• Rev Pneumol Clin · Aug 2009

    [Why and how to diagnose sleep respiratory disorders?].

    • G Roisman, I Ibrahim, and P Escourrou.
    • Centre de médecine du sommeil, service des explorations fonctionnelles multidisciplinaires, hôpital Antoine-Béclère, 157, rue de la Porte-de-Trivaux, BP 405, 92141 Clamart cedex, France. gabriel.roisman@abc.aphp.fr
    • Rev Pneumol Clin. 2009 Aug 1; 65 (4): 203-13.

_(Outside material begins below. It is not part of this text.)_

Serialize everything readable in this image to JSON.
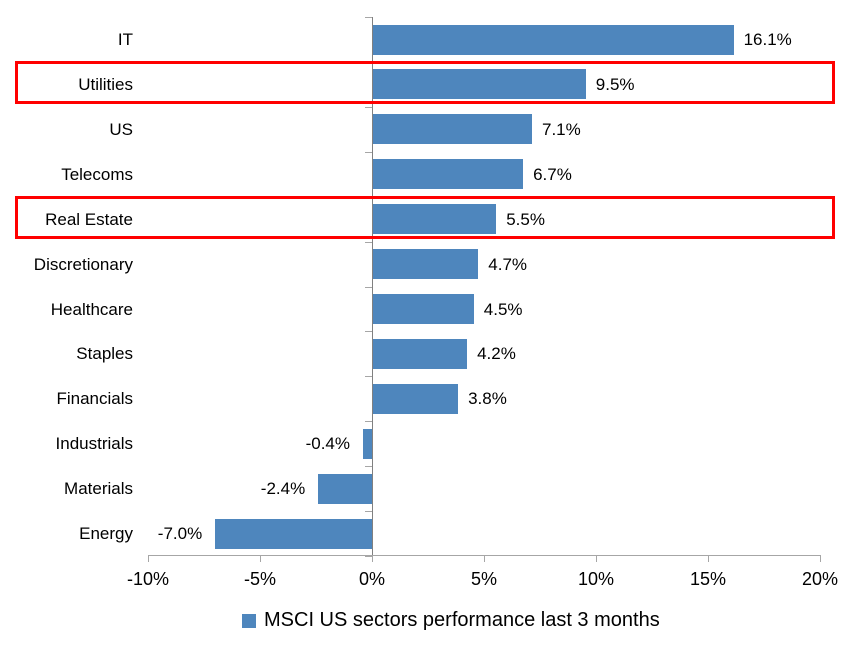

    AbstractGas exchange abnormalities occur firstly during sleep in restrictive and obstructive chronic respiratory failure. Nocturnal hypoxemia is often a revealing feature of a sleep-related hypoventilation/hypoxemia syndrome in patients who will have later a diurnal hypoxemia. On the other hand, sleep may induce breathing abnormalities in individuals without lung diseases, like in obstructive sleep apnea syndrome (OSAS). In OSAS, repeated closure and/or narrowing of the pharynx during sleep increases the inspiratory effort and induces sleep fragmentation. Intermittent hypoxemia is another consequence of the obstructive events in OSAS. Besides its direct consequences on sleep, OSAS is also associated with an increased risk of cardiovascular morbi-mortality. Reduced daytime alertness and cognitive functions are usually present in patients with sleep-disordered breathing. These features are believed to be related to both sleep fragmentation and nocturnal hypoxia/hypercapnia. Sleep-related hypoventilation/hypoxemia and pharyngeal obstructive events may occur together in patients with respiratory insufficiency, especially in obese and/or chronic obstructive pulmonary disease (COPD) subjects. A correct qualitative and quantitative assessment of sleep-disordered breathing may only be performed by recording specific physiological signals during sleep.